I got this email from Marvin Samel of Drew Estates today. It's an important reminder to keep writing your senators and also a warning about how dire this situation really is.

_To all,
This is the latest news from the offices of Florida Senator Mel Martinez. Christain Eiroa is in the process of securing a meeting with him next week and we will try to explain to him the unfair burden placed on the cigar industry and that this bill will put most, if not all of us out of business. BTW, at a meeting last night with 19 cigar manufacturers here in Miami, we were all told from Senator Martinez' offices that he would be opposing the bill, and now in the email below he says he is SUPPORTING THE SCHIP BILL!
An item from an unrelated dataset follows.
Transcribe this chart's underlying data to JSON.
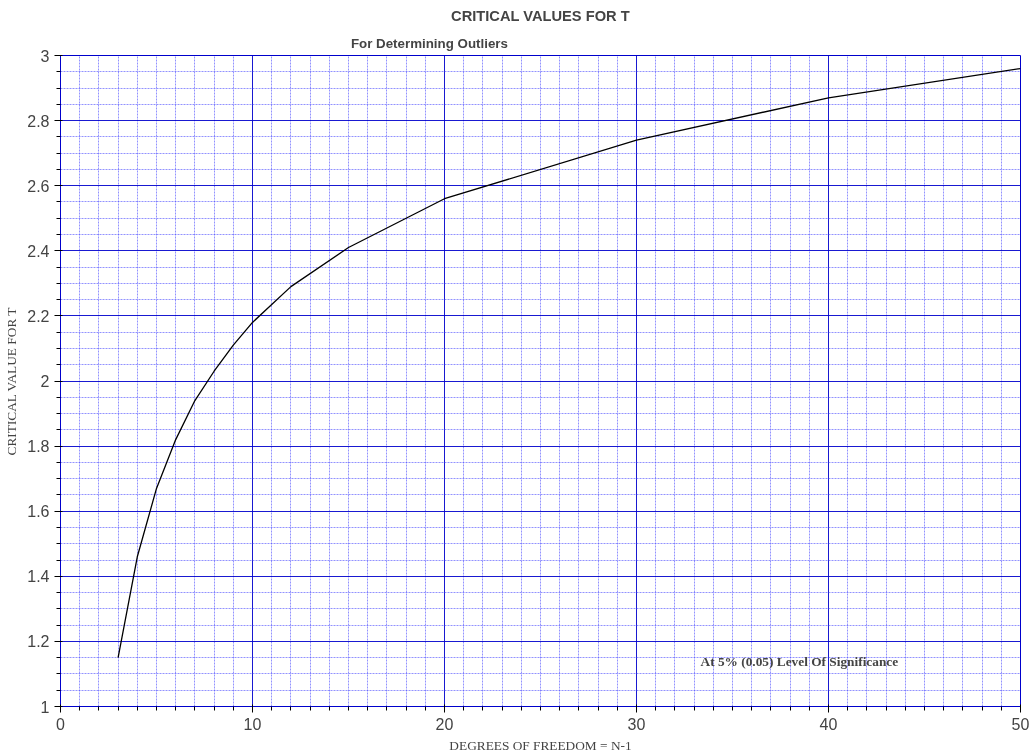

Most of you have already been mobilizing and getting the word out. DO NOT LET UP!!!

Regards,

Marvin Samel_


----------



## l0venpeace-cl (Apr 10, 2007)

From my business partner, who worked on Capital Hill. This might help you all form your letters to the Senators. 
*
This bill will pass... what Sen. Martinez and/or other Senators could do is not sink the bill but introduce an amendment to change the tobacco portions. Don't ask for a "no" vote on the bill. He needs to say things like "amendment".

Lastly, if they really want that portion of the bill to go away they may want to talk to one of Sen. and/or Cong. who will sit in the Conference Committee (this is where the Senate and House versions of the bill get conciliated). *


----------



## bobbyg29-cl (Apr 21, 2007)

Thanks for the insider updates Heather!


----------



## g8trbone (Apr 26, 2007)

Gotta love politicians. And to think that putz came from my area!


----------